Here an example (edited, now with parameters as list):
ODE2_nls <- function(t, y, parms) {
#cat(length(y),"\n")
#cat(length(parms$omega2))
ndx <- seq(1, 2*N-1, 2)
S1 <- y[ndx]
dS1 <- y[ndx + 1]
dS2 <- dS1
dS1 <- - parms$esp2omega * dS1 - parms$omega2 * S1 + parms$omega2 * parms$yeq
res <- c(dS2, dS1)
list(res)
}
solution_analy_ODE2 = function(omega2, esp2omega, time, y0, v0, yeq){
parms <- list(esp2omega = esp2omega, omega2 = omega2, yeq = yeq)

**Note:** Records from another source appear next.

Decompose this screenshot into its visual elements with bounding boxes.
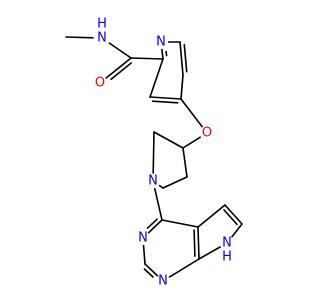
bond-c4a-c4p <box>161 219 199 228</box>
a-nh-pyrrole-backdrop <box>220 236 234 250</box>
bond-cam-oc-double <box>110 62 132 80</box>
bond-cp5-npr <box>158 184 164 189</box>
bond-c4p-n3 <box>147 219 163 234</box>
bond-c4a-c5p <box>197 204 226 228</box>
bond-cp2-npr <box>152 131 155 174</box>
bond-c2p-n1 <box>144 263 159 278</box>
bond-c5p-c6p <box>224 204 243 225</box>
bond-c2-npy-double <box>165 50 168 57</box>
bond-c4-c3-double <box>151 100 179 104</box>
bond-n7-c7a <box>198 246 221 260</box>
a-o-carbonyl-label: O <box>95 76 105 91</box>
a-nh-amide-backdrop <box>95 31 109 45</box>
bond-npr-c4p <box>154 188 163 221</box>
a-n-pyrimidine-1-backdrop <box>156 274 170 288</box>
a-nh-amide-hydrogen-label: H <box>97 17 107 32</box>
a-n-pyrrolidine-label: N <box>148 174 158 189</box>
bond-cam-oc <box>105 57 132 79</box>
bond-cp4-cp5 <box>162 176 188 189</box>
a-n-pyridine-backdrop <box>154 35 168 49</box>
bond-c7a-c4a <box>197 226 200 260</box>
bond-n3-c2p <box>142 244 146 265</box>
bond-nh-cam <box>108 42 132 59</box>
bond-oet-cp3 <box>182 136 201 149</box>
bond-layer <box>65 36 243 279</box>
bond-c5p-c6p-double <box>223 209 238 226</box>
a-n-pyrimidine-1-label: N <box>158 274 168 289</box>
a-o-ether-backdrop <box>200 126 214 140</box>
bond-c4p-n3-double <box>146 218 158 229</box>
a-n-pyrimidine-3-label: N <box>138 231 148 246</box>
bond-me-nh <box>65 36 94 39</box>
bond-c6-c5-double <box>183 43 188 73</box>
a-n-pyridine-label: N <box>156 35 166 50</box>
a-o-ether-label: O <box>202 126 212 141</box>
bond-c2p-n1-double <box>143 268 154 278</box>
bond-c5-c4 <box>180 74 184 100</box>
bond-n1-c7a <box>168 258 200 279</box>
bond-cp3-cp4 <box>182 147 188 178</box>
a-nh-pyrrole-hydrogen-label: H <box>222 250 232 265</box>
bond-c4-c3 <box>149 96 182 100</box>
a-n-pyrimidine-3-backdrop <box>136 231 150 245</box>
bond-cam-c2 <box>130 57 164 60</box>
bond-c3-c2 <box>149 58 164 98</box>
bond-c6-c5 <box>179 41 184 76</box>
a-o-carbonyl-backdrop <box>93 76 107 90</box>
bond-c6p-n7 <box>231 223 243 238</box>
a-n-pyrrolidine-backdrop <box>146 174 160 188</box>
bond-c4-oet <box>180 98 203 128</box>
bond-cp3-cp2 <box>153 131 184 149</box>
a-nh-amide-label: N <box>97 31 107 46</box>
bond-c7a-c4a-double <box>193 229 196 257</box>
a-nh-pyrrole-label: N <box>222 236 232 251</box>
bond-c2-npy <box>161 48 164 60</box>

xstart = c(S1 = y0, dS1 = v0)
out <- ode(xstart, time, ODE2_nls, parms, atol=1e-4, rtol=1e-4, method="ode45")
return(out[,2])
}
Run Code Online (Sandbox Code Playgroud)
Then set (or calculate) the number of equations, e.g. N <- 1 resp. N <-1000 before the calls.
The model runs through this way, before running in numerical issues, but that's another story ...
You may then try to use another ode solver (e.g. vode), set atoland rtol to lower values, tweak nmle's optimization parameters, use box constraints ... and so on, as usual in nonlinear optimization.